Although Southampton’s Ronald Koeman and Burnley’s Sean Dyche remain the front-runners for the Premier League’s Manager of the Year award, Mauricio Pochettino certainly deserves an honourable mention.
Despite a summer spend of just £28million, he’s completely transformed the philosophy and mentality of Tottenham’s squad, swapping the club’s more mercurial high-earners, such as Paulinho, Etienne Capoue and Emmanuel Adebayor, for young, energetic academy products, injecting some much-needed passion and velocity into the Lilywhites’ game.
It’s created a refreshed sense of identity at White Hart Lane – further amplified by the ever-presence of locally born duo Ryan Mason and Harry Kane this season – something the North Londoners struggled to find under Andre Villas-Boas and Tim Sherwood.
Tottenham’s sudden dependency on young, developing players, however, does leave me concerned for the sustainability of Pochettino’s philosophy – especially in central midfield.
Mason and Kane were granted five-year contract extensions last month, but their form right now, in addition to Bentaleb’s, can’t simply last forever; all aged 23 or younger, it’s inevitable the inconsistency of youth will eventually catch up with them – it would hardly constitute the greatest shock in the history of world football if all struggled to rekindle their magical displays of recent weeks during the 2015/16 campaign.
Indeed, if Pochettino’s high-pressing mantra is to succeed long-term, it’s essential Tottenham begin making signings that encapsulate it perfectly, a front they failed on during the summer window, whilst improving the quality of their first Xi – starting with a central midfielder.
Enter Everton’s James McCarthy; an all-action box-to-box whose relentless energy has earned the moniker ‘Duracell McCarthy’ from the Goodison faithful – not very original, I know.
Much like Ryan Mason, he’s a midfielder insistent upon touching every blade of grass, supporting both the back and front lines as much as possible. Check out the heatmap below from his Man of the Match performance against Sunderland, for example, where you can see McCarthy touching the ball in both boxes, on both flanks and absolutely dominating the right-central hub.
That makes the 24 year-old ideal for Pochettino’s high-pressing game, blessed with the recovery speed to close down defences without leaving pungent holes in Tottenham’s midfield. More than simply a work-hose however, McCarthy’s technical qualities – competent enough to make him the dynamic centre-piece of tiki-taka enthusiast Roberto Martinez’ sides at Goodison and Wigan – also stand out, particularly in possession, with a pass completion rate of 88% in the Premier League this season.

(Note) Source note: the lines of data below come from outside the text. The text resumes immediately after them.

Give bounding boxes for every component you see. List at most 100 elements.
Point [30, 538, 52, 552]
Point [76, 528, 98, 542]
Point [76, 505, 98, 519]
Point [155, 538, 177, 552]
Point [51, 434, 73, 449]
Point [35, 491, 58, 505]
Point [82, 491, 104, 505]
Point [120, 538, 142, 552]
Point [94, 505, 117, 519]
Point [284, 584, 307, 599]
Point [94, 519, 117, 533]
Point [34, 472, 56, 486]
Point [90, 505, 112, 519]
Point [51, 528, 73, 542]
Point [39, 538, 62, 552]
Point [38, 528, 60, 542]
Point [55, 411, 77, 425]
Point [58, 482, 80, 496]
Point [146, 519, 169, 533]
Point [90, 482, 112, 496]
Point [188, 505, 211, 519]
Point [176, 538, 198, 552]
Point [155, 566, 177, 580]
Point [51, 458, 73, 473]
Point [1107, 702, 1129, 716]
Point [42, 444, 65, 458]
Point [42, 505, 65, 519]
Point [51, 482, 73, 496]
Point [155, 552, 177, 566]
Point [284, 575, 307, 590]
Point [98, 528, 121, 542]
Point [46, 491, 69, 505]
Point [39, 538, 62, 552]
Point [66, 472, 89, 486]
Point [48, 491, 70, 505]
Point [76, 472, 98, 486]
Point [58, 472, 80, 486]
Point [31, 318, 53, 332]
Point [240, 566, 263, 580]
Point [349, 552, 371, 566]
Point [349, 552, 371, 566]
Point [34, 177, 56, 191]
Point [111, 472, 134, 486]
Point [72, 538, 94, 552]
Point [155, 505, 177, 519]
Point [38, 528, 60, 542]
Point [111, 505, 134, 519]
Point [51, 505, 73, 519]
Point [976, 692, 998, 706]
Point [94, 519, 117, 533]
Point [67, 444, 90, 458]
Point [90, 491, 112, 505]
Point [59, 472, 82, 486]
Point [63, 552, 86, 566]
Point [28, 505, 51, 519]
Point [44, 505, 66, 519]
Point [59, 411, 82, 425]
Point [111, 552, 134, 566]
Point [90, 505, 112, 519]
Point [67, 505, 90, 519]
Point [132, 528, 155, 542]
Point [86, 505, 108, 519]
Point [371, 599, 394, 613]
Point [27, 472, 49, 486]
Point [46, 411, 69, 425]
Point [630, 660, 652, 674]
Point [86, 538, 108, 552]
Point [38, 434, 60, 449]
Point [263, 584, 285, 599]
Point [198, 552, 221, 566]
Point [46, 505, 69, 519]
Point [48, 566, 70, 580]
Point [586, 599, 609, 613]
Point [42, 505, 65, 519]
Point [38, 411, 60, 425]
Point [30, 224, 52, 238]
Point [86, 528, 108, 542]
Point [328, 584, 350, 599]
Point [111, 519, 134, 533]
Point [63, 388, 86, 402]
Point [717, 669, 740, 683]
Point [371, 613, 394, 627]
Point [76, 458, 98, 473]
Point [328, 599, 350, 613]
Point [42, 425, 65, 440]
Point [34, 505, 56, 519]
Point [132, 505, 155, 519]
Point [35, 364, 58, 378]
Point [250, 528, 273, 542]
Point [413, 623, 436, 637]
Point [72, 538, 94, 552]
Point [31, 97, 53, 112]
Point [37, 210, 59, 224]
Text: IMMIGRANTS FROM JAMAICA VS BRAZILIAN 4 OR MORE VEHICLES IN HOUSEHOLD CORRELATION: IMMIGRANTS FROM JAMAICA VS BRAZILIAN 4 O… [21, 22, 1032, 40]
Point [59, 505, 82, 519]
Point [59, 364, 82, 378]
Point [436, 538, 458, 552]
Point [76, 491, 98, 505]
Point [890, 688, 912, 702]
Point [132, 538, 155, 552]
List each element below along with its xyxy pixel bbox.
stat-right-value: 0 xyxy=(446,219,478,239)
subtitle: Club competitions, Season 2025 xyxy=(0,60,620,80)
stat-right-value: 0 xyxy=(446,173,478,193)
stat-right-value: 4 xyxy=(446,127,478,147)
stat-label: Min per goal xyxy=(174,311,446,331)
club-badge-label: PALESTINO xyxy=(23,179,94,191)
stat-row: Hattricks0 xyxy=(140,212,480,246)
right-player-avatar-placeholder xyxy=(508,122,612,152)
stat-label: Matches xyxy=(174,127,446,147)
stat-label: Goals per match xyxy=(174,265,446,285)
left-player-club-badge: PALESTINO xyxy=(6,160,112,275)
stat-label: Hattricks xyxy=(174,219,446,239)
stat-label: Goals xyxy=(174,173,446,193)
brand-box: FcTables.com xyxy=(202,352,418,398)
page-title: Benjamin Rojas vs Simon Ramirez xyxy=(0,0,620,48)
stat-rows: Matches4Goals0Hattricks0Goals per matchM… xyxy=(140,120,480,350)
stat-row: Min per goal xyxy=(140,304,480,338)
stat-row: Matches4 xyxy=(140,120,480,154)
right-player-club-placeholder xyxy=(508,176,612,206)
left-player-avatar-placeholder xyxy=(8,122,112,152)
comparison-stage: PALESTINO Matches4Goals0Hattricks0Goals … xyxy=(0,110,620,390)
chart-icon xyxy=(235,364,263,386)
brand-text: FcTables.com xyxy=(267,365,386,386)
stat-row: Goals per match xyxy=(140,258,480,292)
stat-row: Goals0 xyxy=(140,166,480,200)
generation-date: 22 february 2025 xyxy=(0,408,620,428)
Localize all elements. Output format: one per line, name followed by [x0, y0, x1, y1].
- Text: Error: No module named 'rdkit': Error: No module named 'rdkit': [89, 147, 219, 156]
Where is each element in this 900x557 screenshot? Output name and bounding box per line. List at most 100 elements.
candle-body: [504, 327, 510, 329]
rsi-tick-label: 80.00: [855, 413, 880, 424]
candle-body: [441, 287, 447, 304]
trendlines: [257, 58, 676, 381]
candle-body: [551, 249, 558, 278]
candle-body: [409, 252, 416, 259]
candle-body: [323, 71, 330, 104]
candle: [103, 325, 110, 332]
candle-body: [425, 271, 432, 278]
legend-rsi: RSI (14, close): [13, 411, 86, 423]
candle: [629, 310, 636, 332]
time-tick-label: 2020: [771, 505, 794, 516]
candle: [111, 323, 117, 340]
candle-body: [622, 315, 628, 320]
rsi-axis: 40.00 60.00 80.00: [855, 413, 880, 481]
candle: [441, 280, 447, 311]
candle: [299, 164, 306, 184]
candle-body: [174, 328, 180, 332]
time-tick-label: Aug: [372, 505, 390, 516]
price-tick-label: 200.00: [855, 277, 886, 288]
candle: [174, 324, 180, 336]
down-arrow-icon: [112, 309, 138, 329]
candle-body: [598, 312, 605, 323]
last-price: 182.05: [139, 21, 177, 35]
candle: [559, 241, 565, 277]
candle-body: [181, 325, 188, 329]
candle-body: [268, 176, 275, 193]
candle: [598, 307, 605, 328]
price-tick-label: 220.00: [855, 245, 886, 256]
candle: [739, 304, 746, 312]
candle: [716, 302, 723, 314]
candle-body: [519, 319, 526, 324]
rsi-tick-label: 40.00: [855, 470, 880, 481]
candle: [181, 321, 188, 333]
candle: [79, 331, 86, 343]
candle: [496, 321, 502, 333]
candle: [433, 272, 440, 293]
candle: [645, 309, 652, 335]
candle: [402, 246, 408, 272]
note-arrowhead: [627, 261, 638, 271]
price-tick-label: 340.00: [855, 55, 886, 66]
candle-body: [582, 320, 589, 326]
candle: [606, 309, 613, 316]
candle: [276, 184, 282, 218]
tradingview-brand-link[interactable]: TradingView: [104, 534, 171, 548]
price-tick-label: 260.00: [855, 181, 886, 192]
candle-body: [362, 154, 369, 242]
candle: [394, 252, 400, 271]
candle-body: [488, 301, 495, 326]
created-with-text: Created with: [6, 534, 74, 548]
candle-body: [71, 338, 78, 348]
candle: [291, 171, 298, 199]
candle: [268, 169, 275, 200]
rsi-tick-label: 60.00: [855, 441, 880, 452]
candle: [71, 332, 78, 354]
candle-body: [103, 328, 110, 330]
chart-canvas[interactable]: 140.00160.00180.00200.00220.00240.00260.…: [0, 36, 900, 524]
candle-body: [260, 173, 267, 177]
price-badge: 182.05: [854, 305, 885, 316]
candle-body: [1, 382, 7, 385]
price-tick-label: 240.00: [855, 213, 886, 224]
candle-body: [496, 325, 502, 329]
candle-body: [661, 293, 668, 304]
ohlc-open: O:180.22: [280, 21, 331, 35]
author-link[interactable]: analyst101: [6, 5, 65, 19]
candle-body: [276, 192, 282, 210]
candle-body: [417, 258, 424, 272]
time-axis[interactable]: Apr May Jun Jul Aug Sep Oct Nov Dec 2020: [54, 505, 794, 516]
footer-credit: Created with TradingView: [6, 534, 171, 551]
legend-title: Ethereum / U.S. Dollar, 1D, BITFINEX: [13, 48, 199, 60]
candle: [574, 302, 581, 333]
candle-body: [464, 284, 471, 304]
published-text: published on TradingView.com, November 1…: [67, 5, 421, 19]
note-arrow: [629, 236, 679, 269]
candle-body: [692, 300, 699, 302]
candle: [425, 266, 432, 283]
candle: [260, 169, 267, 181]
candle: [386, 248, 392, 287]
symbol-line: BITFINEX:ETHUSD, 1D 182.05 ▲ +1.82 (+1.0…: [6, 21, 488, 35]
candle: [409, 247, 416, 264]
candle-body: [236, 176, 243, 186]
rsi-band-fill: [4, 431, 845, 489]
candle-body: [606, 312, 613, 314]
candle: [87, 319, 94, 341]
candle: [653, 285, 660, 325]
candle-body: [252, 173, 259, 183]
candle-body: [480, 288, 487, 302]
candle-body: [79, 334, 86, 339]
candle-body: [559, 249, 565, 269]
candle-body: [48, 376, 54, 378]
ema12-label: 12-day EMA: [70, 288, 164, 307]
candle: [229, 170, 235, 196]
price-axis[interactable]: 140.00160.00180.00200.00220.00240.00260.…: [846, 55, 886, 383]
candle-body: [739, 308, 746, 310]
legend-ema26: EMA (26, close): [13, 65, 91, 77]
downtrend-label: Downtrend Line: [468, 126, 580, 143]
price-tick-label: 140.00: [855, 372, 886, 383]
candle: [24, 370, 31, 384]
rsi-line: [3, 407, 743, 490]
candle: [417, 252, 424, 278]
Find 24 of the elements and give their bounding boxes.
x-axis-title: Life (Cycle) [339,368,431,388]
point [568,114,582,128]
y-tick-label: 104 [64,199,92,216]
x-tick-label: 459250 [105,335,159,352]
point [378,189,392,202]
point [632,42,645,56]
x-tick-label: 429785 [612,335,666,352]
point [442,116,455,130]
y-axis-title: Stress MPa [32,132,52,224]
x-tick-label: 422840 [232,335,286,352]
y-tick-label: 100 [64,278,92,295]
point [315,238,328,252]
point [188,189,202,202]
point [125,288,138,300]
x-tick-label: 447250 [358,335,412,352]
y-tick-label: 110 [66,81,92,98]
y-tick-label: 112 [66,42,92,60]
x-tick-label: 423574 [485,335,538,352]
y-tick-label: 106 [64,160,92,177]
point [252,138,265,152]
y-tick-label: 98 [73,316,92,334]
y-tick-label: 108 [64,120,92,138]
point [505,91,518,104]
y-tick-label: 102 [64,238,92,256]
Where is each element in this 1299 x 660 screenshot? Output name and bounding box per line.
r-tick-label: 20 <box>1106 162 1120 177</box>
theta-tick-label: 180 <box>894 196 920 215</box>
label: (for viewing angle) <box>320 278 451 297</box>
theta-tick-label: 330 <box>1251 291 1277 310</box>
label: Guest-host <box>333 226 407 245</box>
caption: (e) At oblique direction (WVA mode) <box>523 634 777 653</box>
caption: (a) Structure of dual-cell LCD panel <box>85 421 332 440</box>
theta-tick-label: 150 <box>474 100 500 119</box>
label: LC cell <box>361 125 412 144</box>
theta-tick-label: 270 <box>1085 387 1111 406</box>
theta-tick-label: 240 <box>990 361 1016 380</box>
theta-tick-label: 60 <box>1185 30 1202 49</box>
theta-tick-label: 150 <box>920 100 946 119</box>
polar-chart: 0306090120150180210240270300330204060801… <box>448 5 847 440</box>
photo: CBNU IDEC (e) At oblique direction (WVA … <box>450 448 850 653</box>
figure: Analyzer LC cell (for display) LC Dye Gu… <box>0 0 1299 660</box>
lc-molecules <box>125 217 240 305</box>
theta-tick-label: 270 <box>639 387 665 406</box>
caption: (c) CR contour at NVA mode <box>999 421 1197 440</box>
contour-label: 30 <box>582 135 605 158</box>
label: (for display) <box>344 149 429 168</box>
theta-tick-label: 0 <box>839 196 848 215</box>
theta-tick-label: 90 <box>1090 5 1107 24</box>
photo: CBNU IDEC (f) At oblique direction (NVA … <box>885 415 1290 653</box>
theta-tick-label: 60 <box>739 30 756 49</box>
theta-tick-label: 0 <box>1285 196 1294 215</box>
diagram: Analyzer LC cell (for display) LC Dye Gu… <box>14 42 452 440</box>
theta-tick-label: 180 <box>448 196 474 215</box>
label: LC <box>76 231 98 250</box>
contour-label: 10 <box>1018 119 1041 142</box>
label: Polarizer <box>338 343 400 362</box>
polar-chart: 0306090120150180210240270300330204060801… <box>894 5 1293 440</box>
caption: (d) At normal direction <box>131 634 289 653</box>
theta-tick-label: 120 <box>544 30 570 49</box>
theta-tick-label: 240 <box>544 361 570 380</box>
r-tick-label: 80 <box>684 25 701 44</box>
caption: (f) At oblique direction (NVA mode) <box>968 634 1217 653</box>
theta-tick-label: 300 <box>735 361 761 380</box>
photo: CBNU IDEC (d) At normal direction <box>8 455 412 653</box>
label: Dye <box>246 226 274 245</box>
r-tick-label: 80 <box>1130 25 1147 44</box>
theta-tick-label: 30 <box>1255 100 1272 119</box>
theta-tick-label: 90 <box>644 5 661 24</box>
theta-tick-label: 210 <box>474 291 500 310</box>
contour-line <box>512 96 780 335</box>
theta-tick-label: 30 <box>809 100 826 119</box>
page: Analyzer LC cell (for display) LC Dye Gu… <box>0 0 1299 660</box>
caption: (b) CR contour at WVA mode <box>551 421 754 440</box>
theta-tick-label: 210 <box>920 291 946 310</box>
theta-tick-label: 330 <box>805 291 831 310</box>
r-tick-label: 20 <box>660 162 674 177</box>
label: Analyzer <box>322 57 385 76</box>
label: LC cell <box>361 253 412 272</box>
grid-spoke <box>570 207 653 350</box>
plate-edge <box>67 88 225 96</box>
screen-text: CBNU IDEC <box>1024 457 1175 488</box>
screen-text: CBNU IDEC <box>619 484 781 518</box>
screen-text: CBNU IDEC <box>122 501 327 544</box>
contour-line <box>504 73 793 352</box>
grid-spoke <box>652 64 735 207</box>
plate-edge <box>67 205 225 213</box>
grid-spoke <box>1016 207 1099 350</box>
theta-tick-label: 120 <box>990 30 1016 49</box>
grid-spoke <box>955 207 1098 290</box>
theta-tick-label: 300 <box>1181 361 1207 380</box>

Injuries have curtailed McCarthy’s game-time this season, just 14 starts out of a possible 25 in the Premiership, but Everton’s perpetual struggles in his absence are further testament to the former Latics star’s ability and his importance within the Toffees’ starting Xi, as the industrious glue linking their departments together. Last term, the Irishman’s energy made 33 year-old midfield partner Gareth Barry look like a world-beater and drove the Mersey club to their best league finish, 5th, since 2009; this year however, Everton are 12th and Barry has been amongst their worst performers – an isolated, unprotected weak link in the heart of midfield.
As with any transfer, McCarthy’s potential price-tag remains the biggest issue the Lilywhites face. The Daily Mail documented their interest in the Ireland international last month, but having signed him for £13million just 18 months ago, the third-most-expensive acqusition in their history, it would take a rather sizable fee to convince Everton to sell this summer, regardless of their lowly league standing come the end of May.
The Mail quote a figure of £25million, which would be the second-largest signing in Tottenham’s history, and clearly Daniel Levy is feeling a little once-bitten-twice-shy about overspending in the market after the vast majority of his £110million spree in summer 2013 went on three players, Paulinho, Roberto Soldado and Erik Lamela, that sparely feature under Pochettino.
But a midfielder that perfectly epitomises the Argentine’s philosophy, and still just 24 years of age, in my opinion, McCarthy could prove worth every penny over a three-to-five year period. But whether Levy holds enough faith in Pochettino to spend that kind of money just yet, especially whilst Mason and Bentaleb are proving competent enough options for now, remains to be seen.